Act Two - YOUR GUIDE TO RETIREMENT PLANNING AND LIVING
By Jennifer B. Cona, Esq.
The Problem: My mother was just admitted to a nursing home. She did not do any estate or Medicaid planning and all of her assets are still in her name alone. Can she still qualify for Medicaid? Will she lose everything to the nursing home? Will I lose my inheritance?
The Expert: Jennifer B. Cona, elder law attorney, Melville.
The Rules: Medicaid applicants must be both residing in a long-term facility and have “spent down” their remaining assets to the resource limit set by the state before the Medicaid penalty period kicks in for any asset transfers made in the past five years.
The Strategy: Despite the five-year Medicaid “look back” period, your mother can save about half of her assets for your inheritance by using a strategy called a “note and loan” plan.
How it Works: Your mother can transfer all of her assets to you as a part-gift, part-loan transaction. Half of the assets transferred would be a gift to you, and the other half would be a loan. You would need to sign a promissory note, agreeing to pay back the loaned assets, plus interest, to her on a monthly basis. The monthly amount to be paid back would be calculated based on the average monthly cost of the nursing home she is in, minus her monthly income.
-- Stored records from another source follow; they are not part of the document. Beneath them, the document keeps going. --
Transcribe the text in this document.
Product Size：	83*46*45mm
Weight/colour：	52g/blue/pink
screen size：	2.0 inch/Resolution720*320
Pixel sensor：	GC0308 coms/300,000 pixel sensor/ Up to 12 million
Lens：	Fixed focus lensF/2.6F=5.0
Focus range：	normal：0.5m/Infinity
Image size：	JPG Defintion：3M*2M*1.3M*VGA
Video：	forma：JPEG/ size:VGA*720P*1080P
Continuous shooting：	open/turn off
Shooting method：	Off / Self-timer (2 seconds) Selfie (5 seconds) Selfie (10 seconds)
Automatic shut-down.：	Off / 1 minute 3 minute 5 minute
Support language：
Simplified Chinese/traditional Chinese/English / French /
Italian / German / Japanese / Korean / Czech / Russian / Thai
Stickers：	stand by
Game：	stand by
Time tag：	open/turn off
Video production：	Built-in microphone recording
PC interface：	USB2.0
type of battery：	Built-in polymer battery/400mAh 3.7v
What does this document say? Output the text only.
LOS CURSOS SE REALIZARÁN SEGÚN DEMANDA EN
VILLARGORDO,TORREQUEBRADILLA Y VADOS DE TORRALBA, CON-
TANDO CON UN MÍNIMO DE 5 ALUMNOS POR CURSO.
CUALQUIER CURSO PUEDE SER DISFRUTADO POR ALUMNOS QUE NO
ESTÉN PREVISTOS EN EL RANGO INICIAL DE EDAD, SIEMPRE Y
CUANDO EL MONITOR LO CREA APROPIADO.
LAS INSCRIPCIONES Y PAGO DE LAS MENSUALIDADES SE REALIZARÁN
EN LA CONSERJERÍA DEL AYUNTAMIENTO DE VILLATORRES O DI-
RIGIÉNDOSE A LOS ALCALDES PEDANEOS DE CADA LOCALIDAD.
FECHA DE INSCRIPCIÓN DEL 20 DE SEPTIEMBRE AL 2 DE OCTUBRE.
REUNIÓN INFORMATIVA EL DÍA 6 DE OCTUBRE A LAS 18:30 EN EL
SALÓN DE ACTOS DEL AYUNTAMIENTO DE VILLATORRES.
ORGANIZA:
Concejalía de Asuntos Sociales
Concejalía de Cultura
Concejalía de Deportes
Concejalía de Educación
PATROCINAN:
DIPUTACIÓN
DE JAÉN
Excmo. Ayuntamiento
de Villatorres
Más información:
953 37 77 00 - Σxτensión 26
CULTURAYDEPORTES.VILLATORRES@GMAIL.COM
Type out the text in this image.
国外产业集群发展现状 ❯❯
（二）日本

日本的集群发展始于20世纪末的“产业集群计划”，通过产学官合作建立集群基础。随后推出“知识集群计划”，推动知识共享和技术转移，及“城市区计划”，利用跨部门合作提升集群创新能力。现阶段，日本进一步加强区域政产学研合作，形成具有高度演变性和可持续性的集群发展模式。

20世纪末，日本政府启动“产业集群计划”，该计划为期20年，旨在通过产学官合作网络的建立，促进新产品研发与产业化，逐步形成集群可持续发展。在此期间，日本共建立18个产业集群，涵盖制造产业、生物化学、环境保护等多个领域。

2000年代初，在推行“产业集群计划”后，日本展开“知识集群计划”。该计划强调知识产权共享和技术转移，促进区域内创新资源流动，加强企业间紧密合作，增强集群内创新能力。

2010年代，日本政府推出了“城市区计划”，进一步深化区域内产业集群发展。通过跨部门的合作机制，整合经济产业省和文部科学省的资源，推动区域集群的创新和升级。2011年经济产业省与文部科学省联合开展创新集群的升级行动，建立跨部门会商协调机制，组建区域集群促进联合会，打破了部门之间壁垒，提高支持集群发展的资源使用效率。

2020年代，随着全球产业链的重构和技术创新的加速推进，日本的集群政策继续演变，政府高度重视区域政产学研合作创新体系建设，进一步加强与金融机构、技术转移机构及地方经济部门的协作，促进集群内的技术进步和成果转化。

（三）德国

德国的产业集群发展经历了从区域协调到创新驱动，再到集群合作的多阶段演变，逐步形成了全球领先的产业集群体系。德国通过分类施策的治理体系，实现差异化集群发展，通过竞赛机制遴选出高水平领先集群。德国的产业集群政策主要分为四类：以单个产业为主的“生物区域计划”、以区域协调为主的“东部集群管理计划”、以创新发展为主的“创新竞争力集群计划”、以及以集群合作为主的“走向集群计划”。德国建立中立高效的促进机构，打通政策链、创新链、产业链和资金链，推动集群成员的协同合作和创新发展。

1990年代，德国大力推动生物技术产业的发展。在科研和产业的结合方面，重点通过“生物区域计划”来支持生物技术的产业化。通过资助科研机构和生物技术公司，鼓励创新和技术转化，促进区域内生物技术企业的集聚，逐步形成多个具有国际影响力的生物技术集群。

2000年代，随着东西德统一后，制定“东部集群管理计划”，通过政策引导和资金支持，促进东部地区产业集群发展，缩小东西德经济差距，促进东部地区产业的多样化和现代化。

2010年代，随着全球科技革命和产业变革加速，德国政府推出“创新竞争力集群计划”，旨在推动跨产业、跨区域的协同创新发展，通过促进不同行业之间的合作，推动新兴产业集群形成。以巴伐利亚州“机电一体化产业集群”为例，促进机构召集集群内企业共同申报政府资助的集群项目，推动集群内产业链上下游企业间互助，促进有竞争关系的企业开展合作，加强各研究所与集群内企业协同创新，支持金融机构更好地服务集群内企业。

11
You would pay back the calculated monthly payback amount to your mother, and she would then write a check for that same amount to the nursing home. The loan repayment will cover the amount due to the nursing home during the penalty period resulting from the gift of the other half of your mother’s assets to you. Also, to keep you mother’s eligibility for Medicaid benefits, make sure the monthly loan repayment amount is greater than the nursing home’s Medicaid rate but less than the private-pay rate.
The Results: At the end of the loan repayment term, your mother will be eligible for Medicaid benefits, and you will be able to keep the half of the assets transferred to you – free and clear.